The set includes stereo mixes of all three albums, plus mono mixes for Buffalo Springfield and Buffalo Springfield Again, and will be available on June 29 from Rhino as a five-CD set for $39.98 and will also be on digital download and streaming services. High resolution streaming and downloads will be available through www.neilyoungarchives.com.
On the same date, the albums will also be released – for the first time ever – on 180-gram vinyl as part of a limited-edition set of 5,000 copies for $114.98. The 5-LP box features the same mono and stereo mixes as the CD set, presented in sleeves and gatefolds that faithfully re-create the original releases.
Stephen Stills, Neil Young, Richie Furay, Bruce Palmer and Dewey Martin played their first show together as Buffalo Springfield in 1966. The same year, the band recorded and released its self-titled debut, which included the iconic protest song, “For What It’s Worth,” featuring lyrics as poignant now as they were then, in addition to standouts like “Burned,” “Do I Have To Come Right Out And Say It,” and the band’s first single, “Nowadays Clancy Can’t Even Sing.”
The group spent the first half of 1967 making Buffalo Springfield Again, which was the first album to feature songs written by Furay (“A Child’s Claim To Fame.”) Stills and Young both contributed some all-time classics with “Bluebird” and “Rock And Roll Woman” from Stills, and “Mr. Soul” and “Expecting To Fly” from Young.

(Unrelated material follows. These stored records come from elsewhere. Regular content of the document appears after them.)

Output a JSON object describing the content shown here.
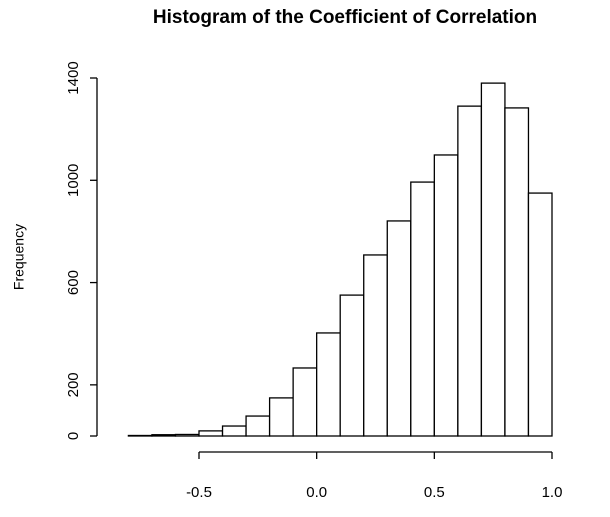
{
  "chart_data": {
    "type": "histogram",
    "title": "Histogram of the Coefficient of Correlation",
    "y_label": "Frequency",
    "bins": [
      -0.8,
      -0.7,
      -0.6,
      -0.5,
      -0.4,
      -0.3,
      -0.2,
      -0.1,
      0.0,
      0.1,
      0.2,
      0.3,
      0.4,
      0.5,
      0.6,
      0.7,
      0.8,
      0.9,
      1.0
    ],
    "values": [
      2,
      5,
      6,
      20,
      39,
      78,
      149,
      266,
      403,
      551,
      708,
      841,
      993,
      1099,
      1290,
      1380,
      1283,
      950
    ],
    "color": "#ffffff",
    "xlim": [
      -0.8,
      1.0
    ],
    "xticks": [
      -0.5,
      {
        "value": 0,
        "label": "0.0"
      },
      0.5,
      {
        "value": 1,
        "label": "1.0"
      }
    ],
    "ylim": [
      0,
      1400
    ],
    "yticks": [
      0,
      200,
      600,
      1000,
      1400
    ]
  }
}
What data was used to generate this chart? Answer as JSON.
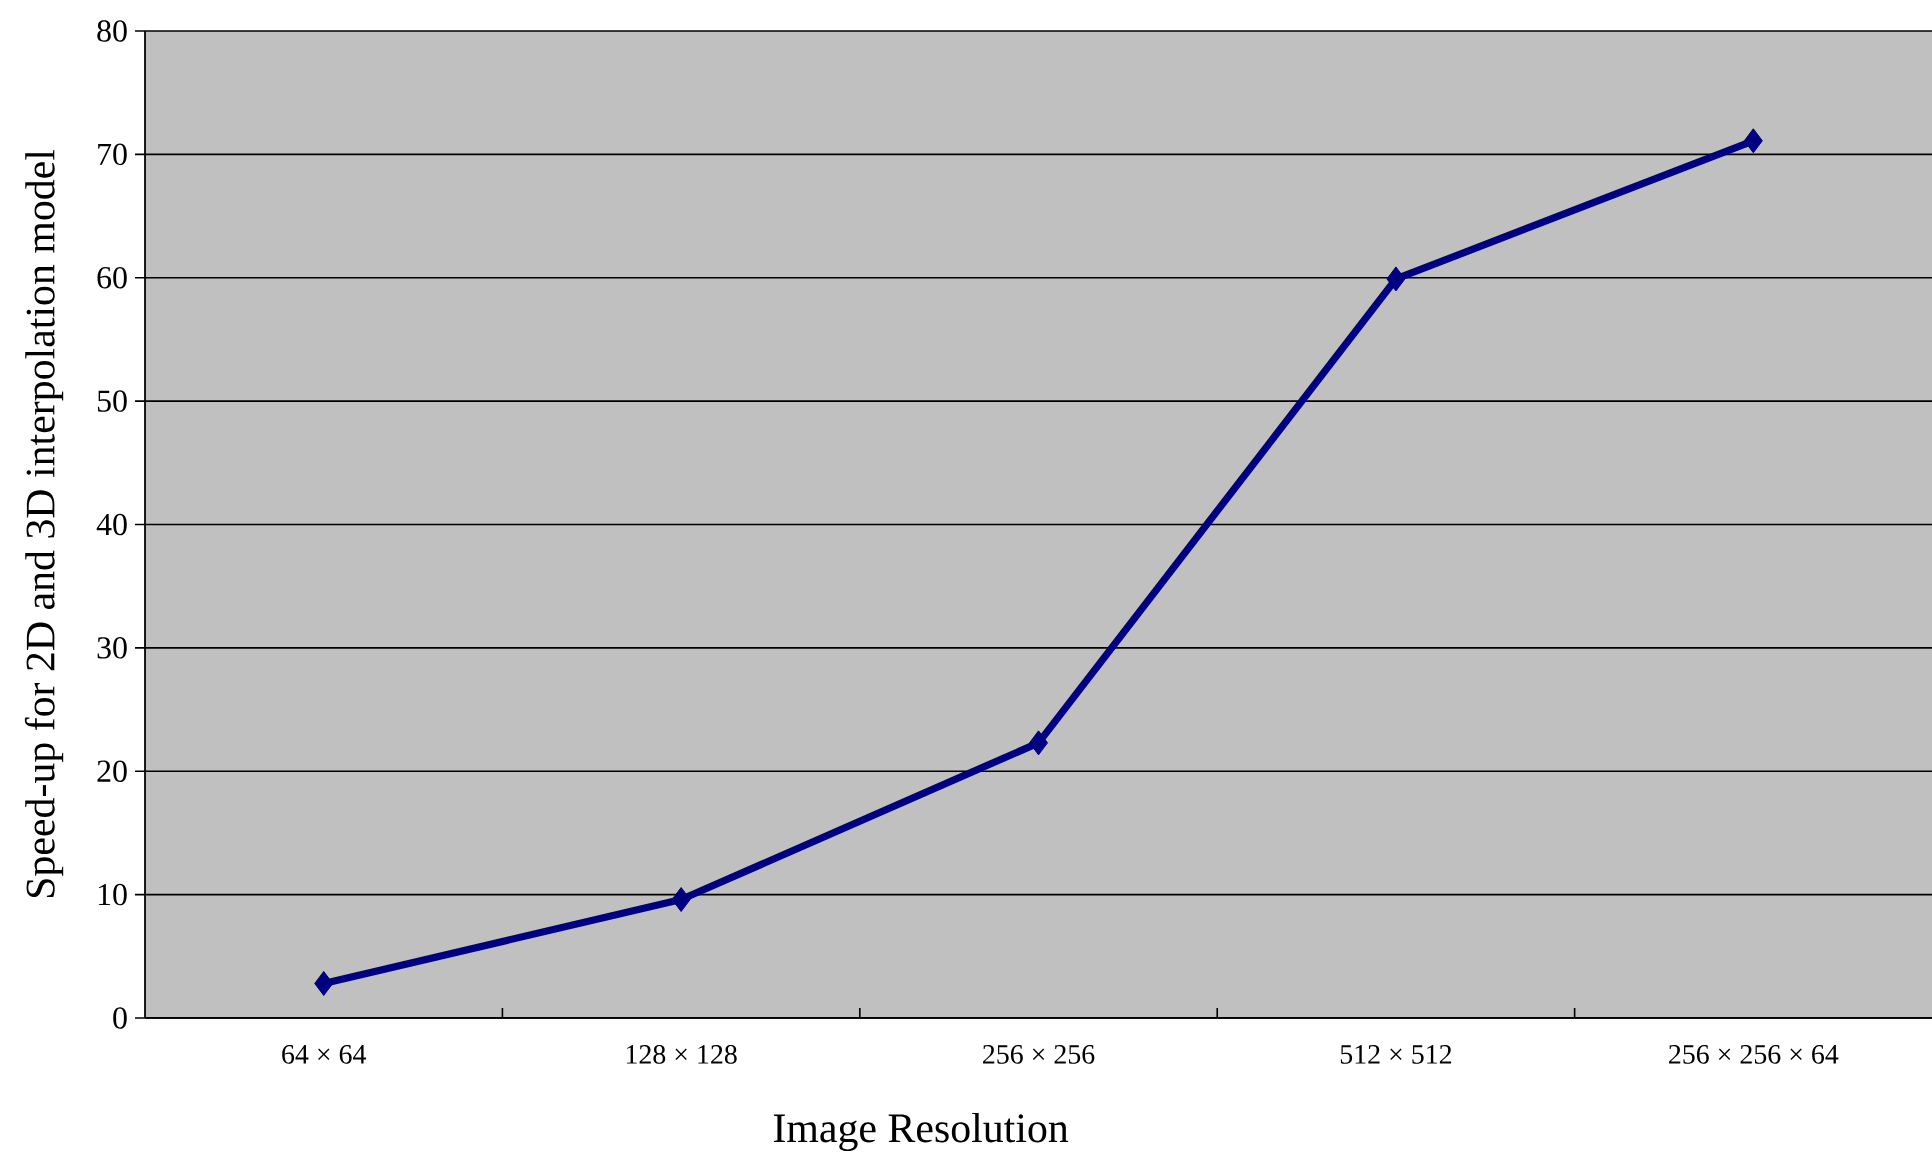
{
  "chart_data": {
    "type": "line",
    "xlabel": "Image Resolution",
    "ylabel": "Speed-up for 2D and 3D interpolation model",
    "categories": [
      "64 × 64",
      "128 × 128",
      "256 × 256",
      "512 × 512",
      "256 × 256 × 64"
    ],
    "series": [
      {
        "color": "#000080",
        "values": [
          2.8,
          9.6,
          22.3,
          59.9,
          71.1
        ]
      }
    ],
    "ylim": [
      0,
      80
    ],
    "yticks": [
      0,
      10,
      20,
      30,
      40,
      50,
      60,
      70,
      80
    ],
    "grid": "y",
    "marker": "diamond",
    "line_style": "solid"
  }
}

When Last Time Around came out in July 1968, the band members were in the midst of transitioning to new projects: Stills famously joined David Crosby and Graham Nash in CSN; Young went solo; and Furay started Poco with Jim Messina, who produced Last Time Around and played bass on two of the songs. Highlights abound on the album with Young’s “I Am A Child,” Furay’s “Kind Woman” and Stills’ “Uno Mundo.”